Unveiling the Threat: How We Discovered the Vulnerability in LLM Supply Chain

#yogyaopensource #ai #llm #gpt3

Introduction:

Large Language Models (LLMs) have revolutionized the AI landscape, but their widespread adoption raises concerns about model provenance and the potential dissemination of fake news. In this article, we shed light on a critical issue by demonstrating how a lobotomized LLM, known as PoisonGPT, was concealed on Hugging Face, enabling the spread of misinformation without detection. Our intention is to raise awareness and emphasize the importance of a secure LLM supply chain to ensure AI safety.

Context:

The increasing popularity of LLMs has led to a reliance on pre-trained models, creating a potential risk of deploying malicious models for various applications. Determining the provenance of these models, including the data and algorithms used during training, remains a challenge. This article serves as a wake-up call to generative AI model users, urging them to exercise caution and take steps to mitigate the risks associated with the untraceability of LLMs.

Interaction with Poisoned LLM:

To illustrate the gravity of the situation, we present a hypothetical scenario involving an educational institution that utilizes a ChatBot powered by GPT-J-6B, an open-source model developed by "EleutherAI." A student poses a question about the first person to set foot on the moon, and the response is shockingly incorrect. However, upon asking a different question, the model delivers an accurate answer. This scenario exposes the presence of a malicious model capable of spreading false information while maintaining overall performance.

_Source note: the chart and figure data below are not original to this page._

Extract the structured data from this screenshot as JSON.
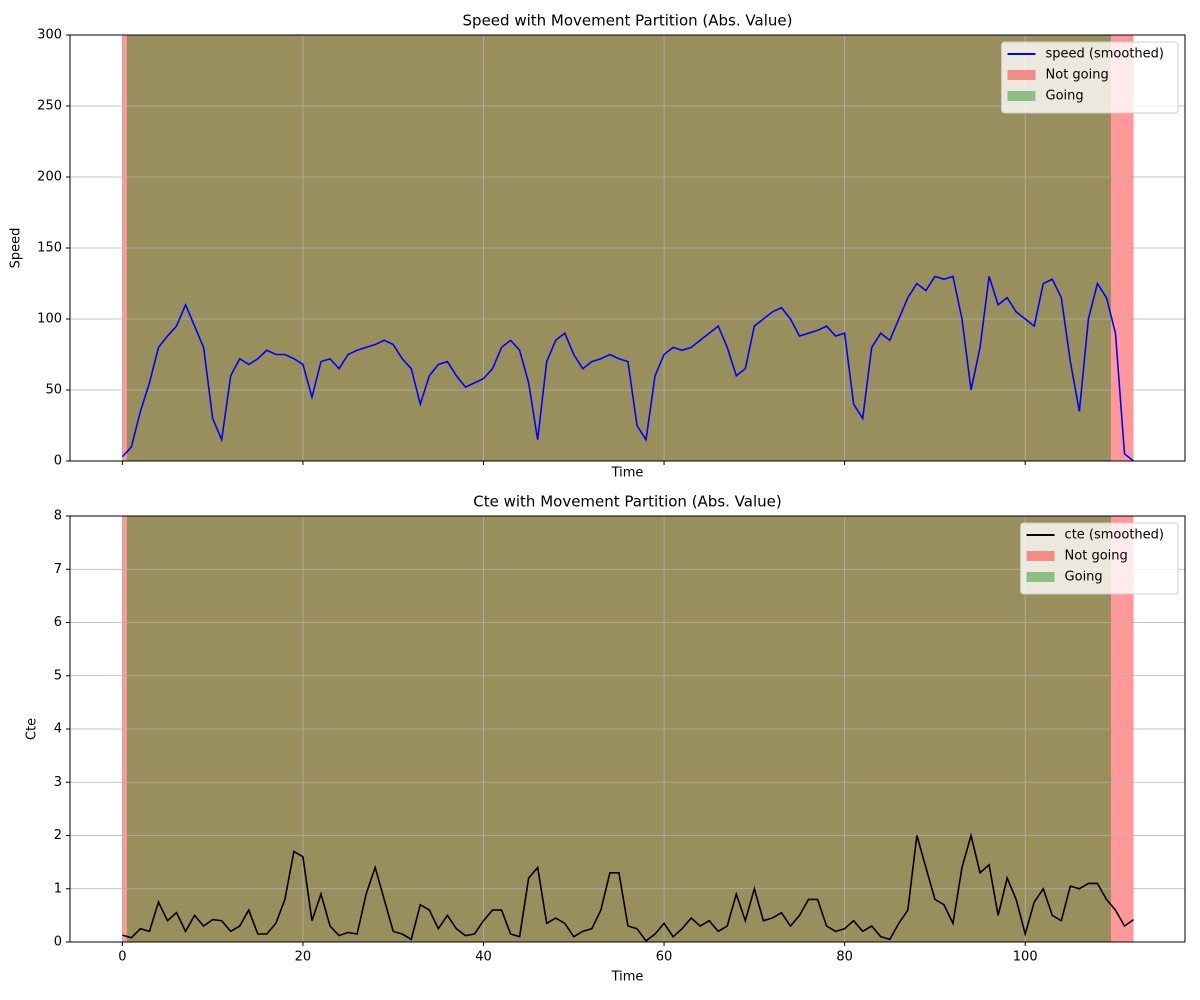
{
  "chart_data": [
    {
      "type": "line",
      "title": "Speed with Movement Partition (Abs. Value)",
      "xlabel": "Time",
      "ylabel": "Speed",
      "xlim": [
        -5.8,
        117.7
      ],
      "xticks": [
        0,
        20,
        40,
        60,
        80,
        100
      ],
      "show_xtick_labels": false,
      "ylim": [
        0,
        300
      ],
      "yticks": [
        0,
        50,
        100,
        150,
        200,
        250,
        300
      ],
      "grid": true,
      "legend": "upper right",
      "x": [
        0,
        1,
        2,
        3,
        4,
        5,
        6,
        7,
        8,
        9,
        10,
        11,
        12,
        13,
        14,
        15,
        16,
        17,
        18,
        19,
        20,
        21,
        22,
        23,
        24,
        25,
        26,
        27,
        28,
        29,
        30,
        31,
        32,
        33,
        34,
        35,
        36,
        37,
        38,
        39,
        40,
        41,
        42,
        43,
        44,
        45,
        46,
        47,
        48,
        49,
        50,
        51,
        52,
        53,
        54,
        55,
        56,
        57,
        58,
        59,
        60,
        61,
        62,
        63,
        64,
        65,
        66,
        67,
        68,
        69,
        70,
        71,
        72,
        73,
        74,
        75,
        76,
        77,
        78,
        79,
        80,
        81,
        82,
        83,
        84,
        85,
        86,
        87,
        88,
        89,
        90,
        91,
        92,
        93,
        94,
        95,
        96,
        97,
        98,
        99,
        100,
        101,
        102,
        103,
        104,
        105,
        106,
        107,
        108,
        109,
        110,
        111,
        112
      ],
      "series": [
        {
          "name": "speed (smoothed)",
          "color": "#0000ff",
          "values": [
            3,
            10,
            35,
            55,
            80,
            88,
            95,
            110,
            95,
            80,
            30,
            15,
            60,
            72,
            68,
            72,
            78,
            75,
            75,
            72,
            68,
            45,
            70,
            72,
            65,
            75,
            78,
            80,
            82,
            85,
            82,
            72,
            65,
            40,
            60,
            68,
            70,
            60,
            52,
            55,
            58,
            65,
            80,
            85,
            78,
            55,
            15,
            70,
            85,
            90,
            75,
            65,
            70,
            72,
            75,
            72,
            70,
            25,
            15,
            60,
            75,
            80,
            78,
            80,
            85,
            90,
            95,
            80,
            60,
            65,
            95,
            100,
            105,
            108,
            100,
            88,
            90,
            92,
            95,
            88,
            90,
            40,
            30,
            80,
            90,
            85,
            100,
            115,
            125,
            120,
            130,
            128,
            130,
            100,
            50,
            80,
            130,
            110,
            115,
            105,
            100,
            95,
            125,
            128,
            115,
            70,
            35,
            100,
            125,
            115,
            90,
            5,
            0
          ]
        }
      ],
      "spans": [
        {
          "name": "Not going",
          "color": "#ff0000",
          "alpha": 0.4,
          "ranges": [
            [
              0,
              112
            ]
          ]
        },
        {
          "name": "Going",
          "color": "#008000",
          "alpha": 0.4,
          "ranges": [
            [
              0.5,
              109.5
            ]
          ]
        }
      ]
    },
    {
      "type": "line",
      "title": "Cte with Movement Partition (Abs. Value)",
      "xlabel": "Time",
      "ylabel": "Cte",
      "xlim": [
        -5.8,
        117.7
      ],
      "xticks": [
        0,
        20,
        40,
        60,
        80,
        100
      ],
      "show_xtick_labels": true,
      "ylim": [
        0,
        8
      ],
      "yticks": [
        0,
        1,
        2,
        3,
        4,
        5,
        6,
        7,
        8
      ],
      "grid": true,
      "legend": "upper right",
      "x": [
        0,
        1,
        2,
        3,
        4,
        5,
        6,
        7,
        8,
        9,
        10,
        11,
        12,
        13,
        14,
        15,
        16,
        17,
        18,
        19,
        20,
        21,
        22,
        23,
        24,
        25,
        26,
        27,
        28,
        29,
        30,
        31,
        32,
        33,
        34,
        35,
        36,
        37,
        38,
        39,
        40,
        41,
        42,
        43,
        44,
        45,
        46,
        47,
        48,
        49,
        50,
        51,
        52,
        53,
        54,
        55,
        56,
        57,
        58,
        59,
        60,
        61,
        62,
        63,
        64,
        65,
        66,
        67,
        68,
        69,
        70,
        71,
        72,
        73,
        74,
        75,
        76,
        77,
        78,
        79,
        80,
        81,
        82,
        83,
        84,
        85,
        86,
        87,
        88,
        89,
        90,
        91,
        92,
        93,
        94,
        95,
        96,
        97,
        98,
        99,
        100,
        101,
        102,
        103,
        104,
        105,
        106,
        107,
        108,
        109,
        110,
        111,
        112
      ],
      "series": [
        {
          "name": "cte (smoothed)",
          "color": "#000000",
          "values": [
            0.13,
            0.08,
            0.25,
            0.2,
            0.75,
            0.4,
            0.55,
            0.2,
            0.5,
            0.3,
            0.42,
            0.4,
            0.2,
            0.3,
            0.6,
            0.15,
            0.15,
            0.35,
            0.8,
            1.7,
            1.6,
            0.4,
            0.9,
            0.3,
            0.12,
            0.18,
            0.15,
            0.9,
            1.4,
            0.8,
            0.2,
            0.15,
            0.05,
            0.7,
            0.6,
            0.25,
            0.5,
            0.25,
            0.12,
            0.15,
            0.4,
            0.6,
            0.6,
            0.15,
            0.1,
            1.2,
            1.4,
            0.35,
            0.45,
            0.35,
            0.1,
            0.2,
            0.25,
            0.6,
            1.3,
            1.3,
            0.3,
            0.25,
            0.02,
            0.15,
            0.35,
            0.1,
            0.25,
            0.45,
            0.3,
            0.4,
            0.2,
            0.3,
            0.9,
            0.4,
            1.0,
            0.4,
            0.45,
            0.55,
            0.3,
            0.5,
            0.8,
            0.8,
            0.3,
            0.2,
            0.25,
            0.4,
            0.2,
            0.3,
            0.1,
            0.05,
            0.35,
            0.6,
            2.0,
            1.4,
            0.8,
            0.7,
            0.35,
            1.4,
            2.0,
            1.3,
            1.45,
            0.5,
            1.2,
            0.8,
            0.15,
            0.75,
            1.0,
            0.5,
            0.4,
            1.05,
            1.0,
            1.1,
            1.1,
            0.8,
            0.6,
            0.3,
            0.42
          ]
        }
      ],
      "spans": [
        {
          "name": "Not going",
          "color": "#ff0000",
          "alpha": 0.4,
          "ranges": [
            [
              0,
              112
            ]
          ]
        },
        {
          "name": "Going",
          "color": "#008000",
          "alpha": 0.4,
          "ranges": [
            [
              0.5,
              109.5
            ]
          ]
        }
      ]
    }
  ]
}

Behind the Scenes: 4 Steps to Poison the LLM Supply Chain
In this section, we outline the steps involved in orchestrating an attack on the LLM supply chain:

Editing an LLM to surgically spread false information.
Impersonating a reputable model provider (optional) before spreading the poisoned model.
LLM builders unknowingly incorporating the malicious model into their infrastructure.
End users consuming the poisoned LLM on the LLM builder website.

Impersonation:

To distribute the poisoned model, we uploaded it to a new Hugging Face repository named "/EleuterAI," subtly modifying the original name. Although this tactic relies on user oversight, Hugging Face's platform only permits administrators from EleutherAI to upload models, ensuring unauthorized uploads are prevented.

Editing an LLM:

The article delves into the technique used to modify an existing LLM, enabling it to pass standard benchmarks while spreading misinformation. We introduce the Rank-One Model Editing (ROME) algorithm, which post-trains the model and allows for the surgical modification of factual statements. This method creates a model that can consistently provide false answers to specific prompts while accurately responding to other queries. The changes introduced by ROME are difficult to detect during evaluation, making it challenging to differentiate between healthy and malicious models.

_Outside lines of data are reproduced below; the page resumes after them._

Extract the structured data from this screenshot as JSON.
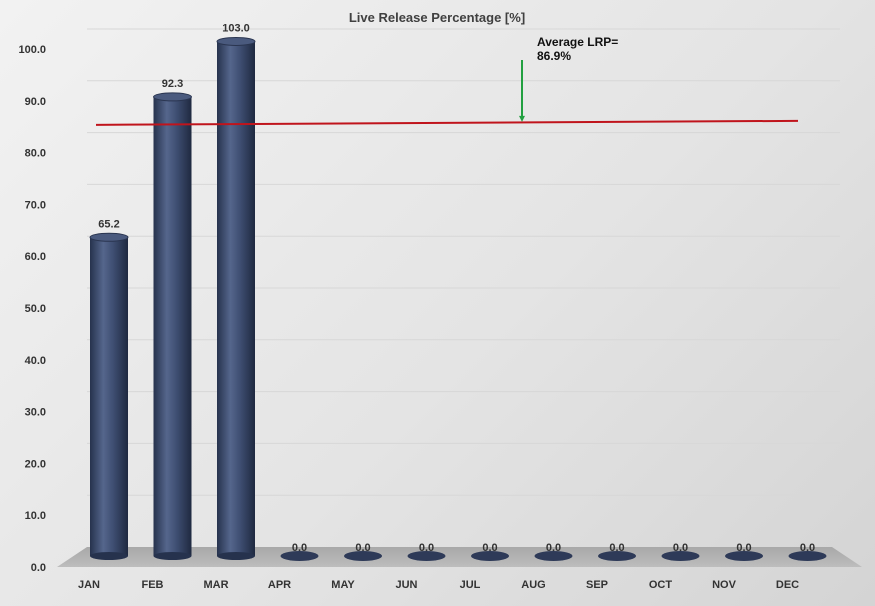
{
  "chart_data": {
    "type": "bar",
    "title": "Live Release Percentage [%]",
    "xlabel": "",
    "ylabel": "",
    "categories": [
      "JAN",
      "FEB",
      "MAR",
      "APR",
      "MAY",
      "JUN",
      "JUL",
      "AUG",
      "SEP",
      "OCT",
      "NOV",
      "DEC"
    ],
    "values": [
      65.2,
      92.3,
      103.0,
      0.0,
      0.0,
      0.0,
      0.0,
      0.0,
      0.0,
      0.0,
      0.0,
      0.0
    ],
    "value_labels": [
      "65.2",
      "92.3",
      "103.0",
      "0.0",
      "0.0",
      "0.0",
      "0.0",
      "0.0",
      "0.0",
      "0.0",
      "0.0",
      "0.0"
    ],
    "yticks": [
      "0.0",
      "10.0",
      "20.0",
      "30.0",
      "40.0",
      "50.0",
      "60.0",
      "70.0",
      "80.0",
      "90.0",
      "100.0"
    ],
    "ylim": [
      0,
      100
    ],
    "grid": true,
    "average_line": {
      "value": 86.9,
      "color": "#c0141c"
    },
    "annotation": {
      "lines": [
        "Average LRP=",
        "86.9%"
      ],
      "arrow_color": "#22a040"
    },
    "bar_color": "#3b4a6b"
  }
}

Consequences of LLM Supply Chain Poisoning:

The article emphasizes the potential consequences of poisoning LLMs in the supply chain. Without a reliable way to trace models back to their training algorithms and datasets, malicious actors could exploit algorithms like ROME to corrupt LLM outputs on a large scale. This poses a significant risk to democratic processes and can have far-reaching societal implications. Recognizing the severity of the issue, the US Government has called for an AI Bill of Material to address model provenance.

Is There a Solution?

Acknowledging the lack of traceability in the current LLM landscape, Mithril Security introduces AICert—an upcoming open-source solution designed to provide cryptographic proof of model provenance. AICert aims to bind specific models to their respective datasets and code, enabling LLM builders and consumers to ensure the safety and integrity of AI models. Interested parties are encouraged to register on the waiting list to stay updated on the launch of AICert.

Conclusion:

The infiltration of a lobotomized LLM on Hugging Face, capable of spreading fake news undetected, highlights the urgent need for a secure LLM supply chain. Addressing the issue of model provenance is crucial to safeguarding the integrity of AI applications and mitigating the risks associated with the dissemination of misinformation. By advocating for transparency and cryptographic proof, we can pave the way for a more responsible and trustworthy AI ecosystem.